Bu gerçeklik, devlet mekanizmasına ve siyasal iktidara karşı direnişin yönelmesi ile işçi sınıfının toplumsal süreçlere doğrudan müdahalesini sağlamıştır. Bu durum, işçi sınıfının yalnızca üretici bir güç değil, aynı zamanda siyasal bir aktör olduğunu ortaya çıkarmıştır.
Yine üretici güçler arasındaki sınıf dayanışması ile İstanbul’un sanayi bölgelerindeki binlerce işçinin koordineli biçimde hareket etmesi, direnişin gücünü artırmış; dayanışmanın en üst düzeyde yaşandığı bir örnek pratik haline gelmiştir. Yaşanan bu tarihsel gelişme, kazanıma dönüşmüş ve direniş sonrası yasa iptal edilmiş, işçi sınıfının öncü gücü ve rolü bir kez daha ispatlanmıştır. Bu kazanım, sonraki yıllardaki sendikal mücadeleleri ve sınıf bilincini doğrudan geliştirmiş ve etkilemiştir.

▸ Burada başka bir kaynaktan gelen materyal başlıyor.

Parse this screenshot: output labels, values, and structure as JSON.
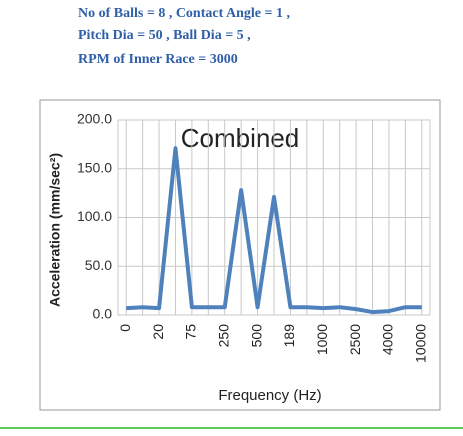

Sonuç olarak; 15-16 Haziran Büyük İşçi Direnişi, yalnızca geçmişte kalmış bir tarih değil, bugüne ve geleceğe ışık tutan ve ders çıkarılması gereken önemli bir mücadele mirasıdır. İşçi sınıfı, yalnızca ekonomik değil, toplumsal dönüşümlerin de motor gücü olmuştur. Marx ve Engels’in belirttiği gibi, “sosyalizmin inşası işçi sınıfının örgütlü ve bilinçli öncülüğü olmadan mümkün değildir.”
Bugün içinde bulunduğumuz kriz koşullarında, çürüyen kapitalist-emperyalist sistemin alternatifi; yine işçi sınıfının kolektif ve öncü rollü ile kazanılacak devrim ve sosyalizmdir. Bu anlamda, 15-16 Haziran Büyük İşçi Direnişi, Türkiye işçi sınıfının tarih sahnesine örgütlü ve politik bir güç olarak çıkışını kanıtlamıştır. Bu direniş, yalnızca bir hak arayışı değil, bir tarihsel dönüşümdür. Direnişin ruhu, bugün de mücadele eden işçilerin yolunu aydınlatıyor. Gerçek toplumsal değişimler, işçi sınıfının devrimci öncülüğü ve rolü olmadan gerçekleşmeyecektir.
15-16 Haziran Büyük İşçi Direnişi’ni yaratan bir işçi sınıfı gerçekliği aynı zamanda Türkiye’de demokrasiyi de gerçek anlamda inşa edebilir. 15-16 Haziran Büyük İşçi Direnişi’ni yaratan ve o tarihten günümüze sayısız direniş ve eylemle zengin bir mücadele mirası ortaya koyan Türkiye ve Türkiye Kürdistanı işçi sınıfı sosyalizmi gerçekleştirebilir.